Jumlah investor kripto di Indonesia telah menembus 17,4 juta pada Juli 2023, sebagaimana pernyataan Badan Pengawas Perdagangan Berjangka Komoditi (Bappebti). Angka itu rupanya lebih tinggi dari investor pasar modal yakni sebesar 11,42 juta pada periode yang sama, sesuai data Kustodiaen Efek Indonesia.
Kripto ini mirip rokok, sudah terbukti membahayakan dan dilarang, tetap saja dinikmati banyak orang. Sudah jutaan dollar (triliunan rupiah) investor di dunia melayang akibat penipuan, pencurian, atau kegagalan investasi kripto. Bank Indonesia pun telah melarang penggunaan kripto sebagai alat pembayaran di Indonesia, sesuai UU No. 7 Tahun 2011 tentang Mata Uang.
Meskipun demikian, tetap saja aktivitas transaksi kripto tidak bisa dibendung. Data Bappebti menunjukkan bahwa transaksi kripto pada bulan Juni 2023 menembus nilai Rp8.96T. Dalam kondisi demikian, akhirnya pemerintah melalui Bappebti mengakui eksistensi kripto sebagai aset atau komoditi, bukan sebagai alat pembayaran.
Belakangan, semenjak berlakunya UU No. 3 No. 4 Tahun 2023 tentang Pengembangan dan Penguatan sektor Keuangan (UU PPSK), otoritas yang menangani kripto beralih dari Bappebti ke Otoritas Jasa Keuangan.
Konsekuensi Pengaturan
Sedikit mundur ke belakang, pada awal kripto ditemukan sekitar tahun 2008, daya tarik yang ditawarkan adalah independensinya dari campur tangan otoritas negara. Transaksi dan aliran pergerakan kripto pun tidak diawasi oleh otoritas.
Hal semacam itu tentu disenangi para investor karena privasi aktivitas kriptonya terjaga. Sayangnya, kelebihan itu disalahgunakan sebagian pihak untuk aktivitas kejahatan seperti pencucian uang atau pemerasan.

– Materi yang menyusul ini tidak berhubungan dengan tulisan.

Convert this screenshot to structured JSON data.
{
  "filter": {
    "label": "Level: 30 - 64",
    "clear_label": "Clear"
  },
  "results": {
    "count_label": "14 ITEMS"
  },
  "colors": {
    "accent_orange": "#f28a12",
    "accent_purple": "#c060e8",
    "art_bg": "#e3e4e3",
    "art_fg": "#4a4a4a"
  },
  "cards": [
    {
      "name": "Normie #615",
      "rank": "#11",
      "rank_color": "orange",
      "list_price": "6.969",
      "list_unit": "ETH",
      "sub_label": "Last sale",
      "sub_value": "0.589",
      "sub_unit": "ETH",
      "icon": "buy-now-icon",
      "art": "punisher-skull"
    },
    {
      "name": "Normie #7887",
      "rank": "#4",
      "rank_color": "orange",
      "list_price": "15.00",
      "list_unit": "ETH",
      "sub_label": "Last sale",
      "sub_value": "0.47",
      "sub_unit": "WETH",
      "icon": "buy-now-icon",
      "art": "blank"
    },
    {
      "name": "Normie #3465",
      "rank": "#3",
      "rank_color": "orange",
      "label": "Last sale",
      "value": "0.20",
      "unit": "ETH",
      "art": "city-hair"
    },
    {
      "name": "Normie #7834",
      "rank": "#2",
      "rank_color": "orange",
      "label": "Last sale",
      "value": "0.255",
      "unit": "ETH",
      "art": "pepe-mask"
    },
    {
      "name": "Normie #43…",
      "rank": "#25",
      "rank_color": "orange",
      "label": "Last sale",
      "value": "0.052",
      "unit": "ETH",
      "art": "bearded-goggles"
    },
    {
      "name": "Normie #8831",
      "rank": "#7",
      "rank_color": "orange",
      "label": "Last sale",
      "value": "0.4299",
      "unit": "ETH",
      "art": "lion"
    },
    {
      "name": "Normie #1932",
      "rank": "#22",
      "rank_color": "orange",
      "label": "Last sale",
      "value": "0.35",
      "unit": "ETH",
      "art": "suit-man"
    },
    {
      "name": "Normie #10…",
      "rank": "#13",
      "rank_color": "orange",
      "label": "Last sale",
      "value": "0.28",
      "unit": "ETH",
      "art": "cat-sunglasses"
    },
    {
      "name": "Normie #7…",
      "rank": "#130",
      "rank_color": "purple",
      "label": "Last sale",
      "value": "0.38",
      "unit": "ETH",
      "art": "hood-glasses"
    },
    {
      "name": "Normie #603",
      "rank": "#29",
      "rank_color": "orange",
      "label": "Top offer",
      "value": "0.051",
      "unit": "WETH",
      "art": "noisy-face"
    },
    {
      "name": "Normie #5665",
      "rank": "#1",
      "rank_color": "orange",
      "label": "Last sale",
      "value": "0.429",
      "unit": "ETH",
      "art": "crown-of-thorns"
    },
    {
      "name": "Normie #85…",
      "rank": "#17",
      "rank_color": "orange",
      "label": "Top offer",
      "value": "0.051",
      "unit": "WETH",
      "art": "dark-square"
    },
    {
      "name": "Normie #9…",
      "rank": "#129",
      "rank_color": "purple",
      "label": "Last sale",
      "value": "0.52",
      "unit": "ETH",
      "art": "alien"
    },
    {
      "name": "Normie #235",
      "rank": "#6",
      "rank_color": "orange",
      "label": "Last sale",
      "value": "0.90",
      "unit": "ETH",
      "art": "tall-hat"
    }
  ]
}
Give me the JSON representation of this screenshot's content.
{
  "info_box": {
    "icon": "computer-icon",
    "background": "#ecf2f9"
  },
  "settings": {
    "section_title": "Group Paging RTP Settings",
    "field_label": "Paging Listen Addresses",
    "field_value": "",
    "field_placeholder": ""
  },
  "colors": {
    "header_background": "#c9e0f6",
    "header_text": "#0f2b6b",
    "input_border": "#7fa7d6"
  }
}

Namun, independensi kripto ternyata juga tidak selalu menggiurkan. Dengan independensi itu, investor tentunya tidak akan mendapat pelindungan dari negara. Tidak ada tanggung jawab negara yang melekat jika independensi dibiarkan.
Dengan berlakunya UU PPSK, otoritas mempunyai kewenangan mengintervensi aktivitas perdagangan aset kripto melalui pengaturan dan pengawasan. Kebijakan itu sudah semestinya diterapkan karena kipto merupakan instrumen investasi yang kompleks dan berisiko tinggi.
Ada beberapa konsekuensi dari munculnya peran otoritas.
Pertama, otoritas mempunyai kewajiban untuk memastikan pelindungan bagi para investor kripto. Tantangannya adalah bagaimana mencari bentuk pelindungan yang efektif. Mengingat, aset kripto ini mempunyai karakter yang berbeda dengan instrumen-instrumen investasi lainnya, misalnya saham.